Writing Prompts - Alexander Savranskiy
Prompt 1
After the Ukraine was occupied by Germany, thousands of Ukrainian citizens volunteered to help the Nazis. Alexander Savranskiy notes the following:
A couple of days after the Romanian and German soldiers came in, they organized [a] volunteer army from the local people. This is [was]the first time I faced antisemitism.

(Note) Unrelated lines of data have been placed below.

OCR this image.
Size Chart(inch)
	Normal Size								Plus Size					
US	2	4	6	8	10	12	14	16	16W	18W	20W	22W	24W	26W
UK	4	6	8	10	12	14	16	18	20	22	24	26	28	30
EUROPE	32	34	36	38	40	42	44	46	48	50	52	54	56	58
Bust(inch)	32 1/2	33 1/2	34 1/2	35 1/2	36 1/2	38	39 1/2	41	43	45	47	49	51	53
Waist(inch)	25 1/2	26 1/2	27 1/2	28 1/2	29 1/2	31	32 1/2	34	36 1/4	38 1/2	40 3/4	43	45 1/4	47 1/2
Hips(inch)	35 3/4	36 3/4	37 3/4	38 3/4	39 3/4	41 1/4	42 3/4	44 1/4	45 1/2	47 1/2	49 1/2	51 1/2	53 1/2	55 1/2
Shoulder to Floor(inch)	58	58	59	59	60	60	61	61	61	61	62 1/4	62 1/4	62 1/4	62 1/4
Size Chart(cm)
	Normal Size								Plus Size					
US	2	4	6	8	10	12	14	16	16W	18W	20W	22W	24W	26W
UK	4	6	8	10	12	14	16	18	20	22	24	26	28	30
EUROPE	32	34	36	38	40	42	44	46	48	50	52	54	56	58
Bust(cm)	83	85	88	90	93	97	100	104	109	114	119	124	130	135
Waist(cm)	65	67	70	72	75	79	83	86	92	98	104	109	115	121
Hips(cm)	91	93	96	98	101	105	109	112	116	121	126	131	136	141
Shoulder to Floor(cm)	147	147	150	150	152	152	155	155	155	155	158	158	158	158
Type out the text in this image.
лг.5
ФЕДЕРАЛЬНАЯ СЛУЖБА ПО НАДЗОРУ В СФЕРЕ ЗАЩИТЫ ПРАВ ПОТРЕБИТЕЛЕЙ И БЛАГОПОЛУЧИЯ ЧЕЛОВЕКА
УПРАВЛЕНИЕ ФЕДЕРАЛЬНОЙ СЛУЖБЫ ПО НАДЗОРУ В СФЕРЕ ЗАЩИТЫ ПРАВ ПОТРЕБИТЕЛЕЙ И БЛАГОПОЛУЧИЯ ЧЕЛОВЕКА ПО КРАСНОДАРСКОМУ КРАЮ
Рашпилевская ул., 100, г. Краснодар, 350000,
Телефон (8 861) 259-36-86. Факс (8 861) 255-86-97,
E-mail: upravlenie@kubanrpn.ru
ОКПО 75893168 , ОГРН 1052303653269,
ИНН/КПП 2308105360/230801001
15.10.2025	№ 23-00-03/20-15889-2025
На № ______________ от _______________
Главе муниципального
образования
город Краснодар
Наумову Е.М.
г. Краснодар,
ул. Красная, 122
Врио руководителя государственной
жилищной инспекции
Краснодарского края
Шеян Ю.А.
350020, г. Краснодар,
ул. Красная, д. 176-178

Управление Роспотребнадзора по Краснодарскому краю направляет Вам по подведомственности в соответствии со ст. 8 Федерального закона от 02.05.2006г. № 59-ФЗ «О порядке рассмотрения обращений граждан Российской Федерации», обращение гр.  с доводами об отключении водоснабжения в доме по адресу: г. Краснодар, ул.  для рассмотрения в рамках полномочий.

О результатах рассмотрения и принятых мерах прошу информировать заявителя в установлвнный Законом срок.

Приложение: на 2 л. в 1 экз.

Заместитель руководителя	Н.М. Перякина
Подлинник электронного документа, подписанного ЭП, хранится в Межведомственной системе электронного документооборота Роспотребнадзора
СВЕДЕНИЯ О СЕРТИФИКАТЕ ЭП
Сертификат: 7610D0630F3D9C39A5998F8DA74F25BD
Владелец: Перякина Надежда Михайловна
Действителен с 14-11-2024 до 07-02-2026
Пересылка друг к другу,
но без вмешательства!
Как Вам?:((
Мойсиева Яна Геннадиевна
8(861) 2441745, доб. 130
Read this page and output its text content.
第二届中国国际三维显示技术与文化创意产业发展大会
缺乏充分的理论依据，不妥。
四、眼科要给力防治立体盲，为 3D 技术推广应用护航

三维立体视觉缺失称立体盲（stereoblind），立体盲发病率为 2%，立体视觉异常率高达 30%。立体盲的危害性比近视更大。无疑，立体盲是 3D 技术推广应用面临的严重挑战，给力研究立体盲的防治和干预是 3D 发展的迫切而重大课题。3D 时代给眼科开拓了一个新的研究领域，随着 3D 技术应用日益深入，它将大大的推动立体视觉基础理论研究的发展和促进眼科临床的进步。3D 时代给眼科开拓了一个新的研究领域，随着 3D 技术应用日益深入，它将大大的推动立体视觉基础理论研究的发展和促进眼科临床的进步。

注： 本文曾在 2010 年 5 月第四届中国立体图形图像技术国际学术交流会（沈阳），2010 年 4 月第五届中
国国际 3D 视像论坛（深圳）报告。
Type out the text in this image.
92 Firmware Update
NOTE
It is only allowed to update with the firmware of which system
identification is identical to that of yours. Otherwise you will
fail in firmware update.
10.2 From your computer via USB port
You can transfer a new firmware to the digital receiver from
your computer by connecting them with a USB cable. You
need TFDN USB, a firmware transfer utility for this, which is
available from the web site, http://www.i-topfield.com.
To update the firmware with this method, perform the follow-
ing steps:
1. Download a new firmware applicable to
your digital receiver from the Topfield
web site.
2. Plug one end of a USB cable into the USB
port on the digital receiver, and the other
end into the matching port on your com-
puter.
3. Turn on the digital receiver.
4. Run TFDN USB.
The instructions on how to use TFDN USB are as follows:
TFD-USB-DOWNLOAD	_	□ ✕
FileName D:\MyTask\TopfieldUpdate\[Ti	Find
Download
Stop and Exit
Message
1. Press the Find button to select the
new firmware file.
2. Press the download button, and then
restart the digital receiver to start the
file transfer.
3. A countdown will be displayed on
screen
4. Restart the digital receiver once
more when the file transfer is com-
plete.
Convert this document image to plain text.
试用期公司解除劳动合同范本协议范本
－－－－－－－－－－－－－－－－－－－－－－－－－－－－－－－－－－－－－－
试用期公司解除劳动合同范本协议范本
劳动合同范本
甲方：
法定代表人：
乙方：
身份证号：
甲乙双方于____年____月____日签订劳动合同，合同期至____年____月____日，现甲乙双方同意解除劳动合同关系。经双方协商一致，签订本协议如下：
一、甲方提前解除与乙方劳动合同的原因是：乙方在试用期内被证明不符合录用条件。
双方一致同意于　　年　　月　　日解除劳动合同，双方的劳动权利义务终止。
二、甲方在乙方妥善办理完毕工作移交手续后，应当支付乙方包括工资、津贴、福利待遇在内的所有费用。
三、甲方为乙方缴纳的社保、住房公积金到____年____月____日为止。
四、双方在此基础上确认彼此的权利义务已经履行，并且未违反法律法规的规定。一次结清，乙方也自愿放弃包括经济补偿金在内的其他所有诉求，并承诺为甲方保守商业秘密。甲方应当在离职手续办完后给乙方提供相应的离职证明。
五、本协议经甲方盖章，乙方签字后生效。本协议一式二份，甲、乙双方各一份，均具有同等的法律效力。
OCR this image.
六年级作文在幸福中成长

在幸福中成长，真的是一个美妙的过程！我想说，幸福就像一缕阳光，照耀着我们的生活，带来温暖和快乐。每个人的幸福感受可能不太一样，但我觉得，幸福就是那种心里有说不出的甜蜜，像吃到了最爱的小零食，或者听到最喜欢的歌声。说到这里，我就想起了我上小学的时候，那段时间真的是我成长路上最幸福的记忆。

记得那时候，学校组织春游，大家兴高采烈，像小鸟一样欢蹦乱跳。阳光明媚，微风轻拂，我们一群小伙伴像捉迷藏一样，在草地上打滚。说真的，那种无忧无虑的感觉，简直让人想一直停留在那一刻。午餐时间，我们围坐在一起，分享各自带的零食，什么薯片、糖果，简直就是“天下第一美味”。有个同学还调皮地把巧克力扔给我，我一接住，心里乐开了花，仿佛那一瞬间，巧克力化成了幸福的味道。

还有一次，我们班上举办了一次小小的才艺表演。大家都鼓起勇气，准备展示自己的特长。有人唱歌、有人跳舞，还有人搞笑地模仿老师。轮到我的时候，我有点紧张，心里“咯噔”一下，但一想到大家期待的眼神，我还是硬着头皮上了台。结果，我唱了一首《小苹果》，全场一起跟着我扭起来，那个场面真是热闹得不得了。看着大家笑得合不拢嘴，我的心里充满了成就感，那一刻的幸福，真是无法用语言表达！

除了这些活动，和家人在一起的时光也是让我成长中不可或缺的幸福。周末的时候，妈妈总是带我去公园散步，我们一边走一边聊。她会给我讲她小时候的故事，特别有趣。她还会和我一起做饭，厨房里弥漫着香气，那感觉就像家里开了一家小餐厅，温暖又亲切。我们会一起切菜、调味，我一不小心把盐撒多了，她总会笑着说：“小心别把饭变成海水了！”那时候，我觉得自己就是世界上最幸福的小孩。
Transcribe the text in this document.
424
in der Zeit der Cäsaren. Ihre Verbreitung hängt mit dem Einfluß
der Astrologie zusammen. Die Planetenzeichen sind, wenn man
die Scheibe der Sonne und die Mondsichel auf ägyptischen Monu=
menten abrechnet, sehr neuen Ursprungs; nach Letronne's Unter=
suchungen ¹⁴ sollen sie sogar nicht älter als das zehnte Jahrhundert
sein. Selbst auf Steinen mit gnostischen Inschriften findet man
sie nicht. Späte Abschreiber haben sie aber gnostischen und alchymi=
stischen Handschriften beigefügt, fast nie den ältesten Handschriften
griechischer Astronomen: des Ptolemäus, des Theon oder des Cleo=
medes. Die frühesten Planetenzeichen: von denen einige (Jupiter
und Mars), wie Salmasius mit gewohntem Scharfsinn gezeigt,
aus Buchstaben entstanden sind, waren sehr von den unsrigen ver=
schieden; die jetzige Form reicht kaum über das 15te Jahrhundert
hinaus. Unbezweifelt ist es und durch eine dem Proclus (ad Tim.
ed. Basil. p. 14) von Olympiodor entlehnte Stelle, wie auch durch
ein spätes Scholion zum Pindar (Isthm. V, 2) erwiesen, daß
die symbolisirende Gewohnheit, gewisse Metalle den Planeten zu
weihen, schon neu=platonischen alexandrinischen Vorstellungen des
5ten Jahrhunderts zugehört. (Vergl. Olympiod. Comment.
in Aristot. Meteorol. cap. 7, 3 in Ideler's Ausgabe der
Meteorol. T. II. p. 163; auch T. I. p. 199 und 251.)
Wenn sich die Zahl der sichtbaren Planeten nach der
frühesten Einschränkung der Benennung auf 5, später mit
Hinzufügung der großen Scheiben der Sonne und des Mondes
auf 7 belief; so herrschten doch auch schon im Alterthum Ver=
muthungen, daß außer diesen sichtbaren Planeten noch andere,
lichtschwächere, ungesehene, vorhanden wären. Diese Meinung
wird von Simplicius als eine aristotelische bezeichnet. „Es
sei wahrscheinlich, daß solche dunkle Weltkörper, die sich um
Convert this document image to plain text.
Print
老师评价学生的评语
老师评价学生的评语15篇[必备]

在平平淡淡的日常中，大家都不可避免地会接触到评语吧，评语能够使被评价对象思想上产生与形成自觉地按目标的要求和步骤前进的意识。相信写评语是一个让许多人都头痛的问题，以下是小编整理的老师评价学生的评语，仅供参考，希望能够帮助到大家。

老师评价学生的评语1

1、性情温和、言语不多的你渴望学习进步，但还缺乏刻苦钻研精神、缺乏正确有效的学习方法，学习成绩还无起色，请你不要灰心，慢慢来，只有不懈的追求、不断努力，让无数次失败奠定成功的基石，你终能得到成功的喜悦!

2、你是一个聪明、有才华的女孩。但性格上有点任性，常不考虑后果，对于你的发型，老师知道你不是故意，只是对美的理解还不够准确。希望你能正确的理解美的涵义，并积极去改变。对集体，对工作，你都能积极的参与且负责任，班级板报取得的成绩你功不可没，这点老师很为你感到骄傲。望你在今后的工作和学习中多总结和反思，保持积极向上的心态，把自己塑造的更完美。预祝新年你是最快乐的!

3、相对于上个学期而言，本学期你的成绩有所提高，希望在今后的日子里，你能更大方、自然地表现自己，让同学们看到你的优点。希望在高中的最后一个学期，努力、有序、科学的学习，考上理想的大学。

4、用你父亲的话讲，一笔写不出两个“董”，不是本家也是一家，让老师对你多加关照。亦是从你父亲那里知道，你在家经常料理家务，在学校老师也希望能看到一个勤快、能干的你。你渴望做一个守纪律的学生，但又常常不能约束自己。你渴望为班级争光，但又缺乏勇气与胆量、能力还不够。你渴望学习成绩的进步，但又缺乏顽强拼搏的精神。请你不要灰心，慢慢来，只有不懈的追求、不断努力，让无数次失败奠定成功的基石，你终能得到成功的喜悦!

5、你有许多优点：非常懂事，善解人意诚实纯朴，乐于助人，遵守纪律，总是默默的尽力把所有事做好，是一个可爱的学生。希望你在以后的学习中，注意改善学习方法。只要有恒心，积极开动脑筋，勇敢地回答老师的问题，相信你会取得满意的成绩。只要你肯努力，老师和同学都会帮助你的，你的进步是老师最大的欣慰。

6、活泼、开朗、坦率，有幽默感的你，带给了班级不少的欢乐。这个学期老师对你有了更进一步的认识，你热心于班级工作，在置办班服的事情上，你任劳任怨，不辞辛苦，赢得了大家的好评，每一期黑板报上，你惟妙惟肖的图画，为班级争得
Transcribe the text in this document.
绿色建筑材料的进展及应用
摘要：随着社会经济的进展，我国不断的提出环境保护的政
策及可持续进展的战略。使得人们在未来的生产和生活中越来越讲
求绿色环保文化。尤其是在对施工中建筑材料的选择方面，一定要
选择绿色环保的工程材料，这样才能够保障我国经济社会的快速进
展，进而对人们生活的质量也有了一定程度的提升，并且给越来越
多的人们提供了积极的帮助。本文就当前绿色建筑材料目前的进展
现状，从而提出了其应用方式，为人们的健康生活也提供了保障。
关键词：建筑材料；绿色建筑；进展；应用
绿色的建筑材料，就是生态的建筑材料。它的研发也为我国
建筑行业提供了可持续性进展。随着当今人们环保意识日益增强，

Write an essay summarizing and analyzing how Savranskiy's neighbors would be motivated or deterred from volunteering to aid the Germans. Be sure to cite strong and thorough evidence from his video to support your analysis.
Prompt 2
In his book The Boy on the Wooden Box, author and Holocaust survivor Leon Leyson describes his difficulty describing starvation in the ghetto:
I remember once shortly after we were settled in Los Angeles, I tried to describe to a neighbor what it was like to be starving in a ghetto. When I said we never had enough to eat, he responded, "We had rationing here too." He had no clue of the difference between what he had experienced in having only small quantities of butter and meat during the war and what I had experienced scrounging through garbage searching for a potato peel.
Leyson, Leon. The Boy on the Wooden Box. New York: Atheneum, 2013. Print.
In the Tomashpol Ghetto, Alexander Savranskiys most vivid memories were "Hunger, cold, and death of the very close... We needed sugar. We needed nutrition. We were eating potato peels and beet peelings."
Write an essay that compares and contrasts these experiences in a ghetto with other survivor accounts of life in other ghettos. Be sure to cite strong and thorough evidence from both sources to support your argument.